Pelanggaran ketiga, terjadi hate speech berupa kekerasan
verbal mengandung unsur rasisme dari ormas intoleran terhadap mahasiswa
Papua. Hal ini bertentangan dengan UU Nomor 40 Tahun 2008 tentang
Penghapusan Diskriminasi Ras dan Etnis.
Dugaan pelanggaran keempat, lanjut Pigai terjadi pembiaran oleh aparat keamanan atas orasi berisi hate speech
rasis dari ormas intoleran yang mendatangi Asrama Mahasiswa Papua. Ini
bertentangan dengan UU Nomor 39 Tahun 1999 tentang Hak Asasi Manusia.
“Dugaan pelanggaran kelima, Pemerintah Provinsi Daerah Istimewa
Yogyakarta belum memberikan jaminan kebebasan dan rasa aman bagi
mahasiswa Papua melalui langkah konkret seperti mengeluarkan peraturan
daerah, instruksi gubernur, atau pernyataan resmi untuk mencegah
tindakan rasisme terhadap warga Papua,” ungkap Pigai.
Sedangkan pelanggaran keenam, adalah terjadi penangkapan dan
penahanan terhadap delapan orang mahasiswa Papua oleh Kepolisian, dengan
satu di antaranya ditetapkan sebagai tersangka, tanpa dua alat bukti
yang kuat. Hal tersebut dinilai Komnas HAM bertentangan dengan prinsip
penegakan hukum yang berkeadilan dan nondiskriminatif seperti diatur
dalam UU Nomor 39 Tahun 1999 tentang HAM dan UU Nomor 12 Tahun 2005
tentang Ratifikasi Kovenan Hak Sipil dan Politik.
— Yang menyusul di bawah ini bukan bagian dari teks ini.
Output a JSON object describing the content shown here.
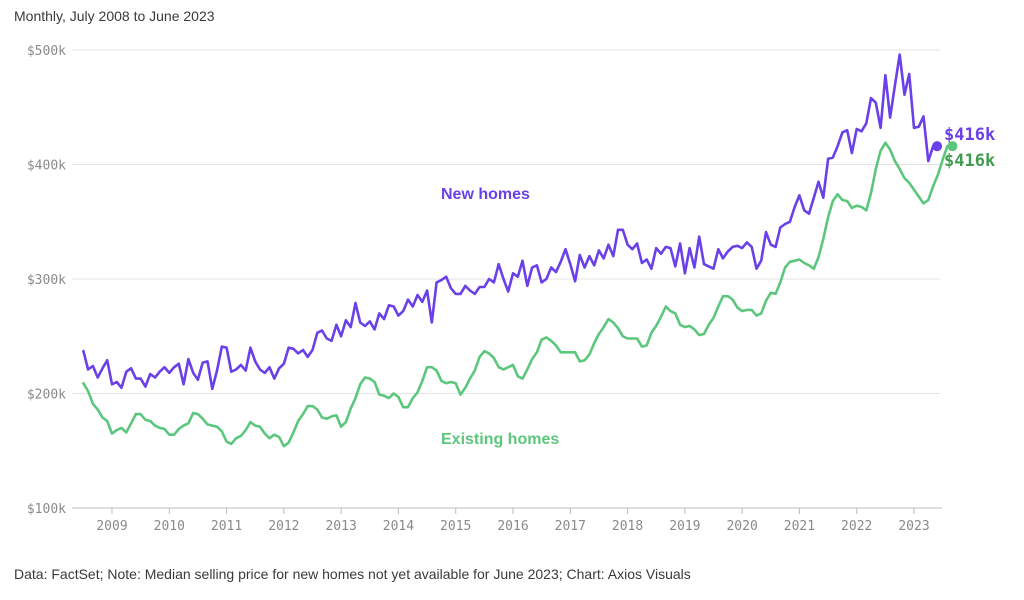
{
  "subtitle": "Monthly, July 2008 to June 2023",
  "source": "Data: FactSet; Note: Median selling price for new homes not yet available for June 2023; Chart: Axios Visuals",
  "colors": {
    "new_homes": "#6a40e8",
    "existing_homes": "#5cc77c",
    "existing_label": "#3f9c4f"
  },
  "chart_data": {
    "type": "line",
    "title": "",
    "xlabel": "",
    "ylabel": "",
    "x_start": "2008-07",
    "x_end": "2023-06",
    "ylim": [
      100000,
      500000
    ],
    "y_ticks": [
      100000,
      200000,
      300000,
      400000,
      500000
    ],
    "y_tick_labels": [
      "$100k",
      "$200k",
      "$300k",
      "$400k",
      "$500k"
    ],
    "x_tick_labels": [
      "2009",
      "2010",
      "2011",
      "2012",
      "2013",
      "2014",
      "2015",
      "2016",
      "2017",
      "2018",
      "2019",
      "2020",
      "2021",
      "2022",
      "2023"
    ],
    "grid": true,
    "series": [
      {
        "name": "New homes",
        "start": "2008-07",
        "end_label": "$416k",
        "values": [
          237000,
          221000,
          224000,
          214000,
          222000,
          229000,
          208000,
          210000,
          205000,
          219000,
          222000,
          213000,
          213000,
          206000,
          217000,
          214000,
          219000,
          223000,
          218000,
          223000,
          226000,
          208000,
          230000,
          218000,
          212000,
          227000,
          228000,
          204000,
          220000,
          241000,
          240000,
          219000,
          221000,
          225000,
          220000,
          240000,
          228000,
          221000,
          218000,
          223000,
          213000,
          222000,
          226000,
          240000,
          239000,
          235000,
          238000,
          232000,
          238000,
          253000,
          255000,
          248000,
          246000,
          260000,
          250000,
          264000,
          258000,
          279000,
          262000,
          259000,
          263000,
          256000,
          270000,
          265000,
          277000,
          276000,
          268000,
          272000,
          282000,
          276000,
          286000,
          280000,
          290000,
          262000,
          297000,
          299000,
          302000,
          292000,
          287000,
          287000,
          294000,
          290000,
          287000,
          293000,
          293000,
          300000,
          297000,
          313000,
          300000,
          289000,
          305000,
          302000,
          316000,
          294000,
          310000,
          312000,
          297000,
          300000,
          310000,
          306000,
          315000,
          326000,
          313000,
          298000,
          321000,
          310000,
          320000,
          312000,
          325000,
          318000,
          330000,
          320000,
          343000,
          343000,
          330000,
          326000,
          331000,
          314000,
          317000,
          309000,
          327000,
          322000,
          328000,
          327000,
          311000,
          331000,
          305000,
          327000,
          310000,
          337000,
          313000,
          311000,
          309000,
          326000,
          318000,
          324000,
          328000,
          329000,
          327000,
          332000,
          328000,
          309000,
          316000,
          341000,
          330000,
          328000,
          345000,
          348000,
          350000,
          363000,
          373000,
          360000,
          357000,
          371000,
          385000,
          371000,
          405000,
          406000,
          416000,
          428000,
          430000,
          410000,
          431000,
          429000,
          436000,
          458000,
          454000,
          432000,
          478000,
          441000,
          469000,
          496000,
          461000,
          479000,
          432000,
          433000,
          442000,
          403000,
          416000
        ]
      },
      {
        "name": "Existing homes",
        "start": "2008-07",
        "end_label": "$416k",
        "values": [
          209000,
          202000,
          191000,
          186000,
          179000,
          176000,
          165000,
          168000,
          170000,
          166000,
          174000,
          182000,
          182000,
          177000,
          176000,
          172000,
          170000,
          169000,
          164000,
          164000,
          169000,
          172000,
          174000,
          183000,
          182000,
          178000,
          173000,
          172000,
          171000,
          167000,
          158000,
          156000,
          161000,
          163000,
          168000,
          175000,
          172000,
          171000,
          165000,
          161000,
          164000,
          162000,
          154000,
          157000,
          166000,
          176000,
          182000,
          189000,
          189000,
          186000,
          179000,
          178000,
          180000,
          181000,
          171000,
          175000,
          187000,
          196000,
          208000,
          214000,
          213000,
          210000,
          199000,
          198000,
          196000,
          200000,
          197000,
          188000,
          188000,
          196000,
          201000,
          211000,
          223000,
          223000,
          220000,
          211000,
          209000,
          210000,
          209000,
          199000,
          205000,
          213000,
          220000,
          232000,
          237000,
          235000,
          231000,
          223000,
          221000,
          223000,
          225000,
          215000,
          213000,
          221000,
          230000,
          236000,
          247000,
          249000,
          246000,
          242000,
          236000,
          236000,
          236000,
          236000,
          228000,
          229000,
          234000,
          244000,
          252000,
          258000,
          265000,
          262000,
          257000,
          250000,
          248000,
          248000,
          248000,
          241000,
          242000,
          253000,
          259000,
          267000,
          276000,
          272000,
          270000,
          260000,
          258000,
          259000,
          256000,
          251000,
          252000,
          260000,
          266000,
          276000,
          285000,
          285000,
          282000,
          275000,
          272000,
          273000,
          273000,
          268000,
          270000,
          281000,
          288000,
          287000,
          297000,
          310000,
          315000,
          316000,
          317000,
          314000,
          312000,
          309000,
          319000,
          335000,
          354000,
          368000,
          374000,
          369000,
          368000,
          362000,
          364000,
          363000,
          360000,
          375000,
          396000,
          412000,
          419000,
          413000,
          403000,
          396000,
          388000,
          384000,
          378000,
          372000,
          366000,
          369000,
          381000,
          391000,
          404000,
          416000
        ]
      }
    ],
    "annotations": [
      {
        "text": "New homes",
        "series": "New homes"
      },
      {
        "text": "Existing homes",
        "series": "Existing homes"
      }
    ]
  }
}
“Penggunaan kekuatan berlebihan oleh Kepolisian yang terlihat dari
pengerahan jumlah aparat secara besar-besaran, penggunaan senjata, dan
adanya tembakan gas air mata yang diarahkan ke Asrama Mahasiswa Papua
adalah dugaan ketujuh,” lanjut Pigai.
Dan yang terakhir, multitafsirnya pernyataan Gubernur DIY Sri Sultan
Hamengkubuwono X tentang separatisme yang tidak boleh ada di Yogya.
Ucapan itu multitafsir karena tidak ditujukan kepada individu yang
terkait separatisme, sehingga dapat dimaknai ditujukan kepada orang
Papua di Yogya.
Perkataan itu, menurut Komnas HAM, juga dapat dimanfaatkan oleh 25
ormas di DIY dan masyarakat setempat untuk melakukan tindakan yang
bertentangan dengan prinsip HAM.
Delapan dugaan pelanggaran HAM tersebut diumumkan setelah Komnas HAM
turun langsung ke lokasi kejadian dan meminta keterangan dari sejumlah
pihak seperti Lembaga Bantuan Hukum Yogyakarta, mahasiswa Papua di
Yogya, Sri Sultan Hamengkubuwono X, dan Kapolda DIY. (*)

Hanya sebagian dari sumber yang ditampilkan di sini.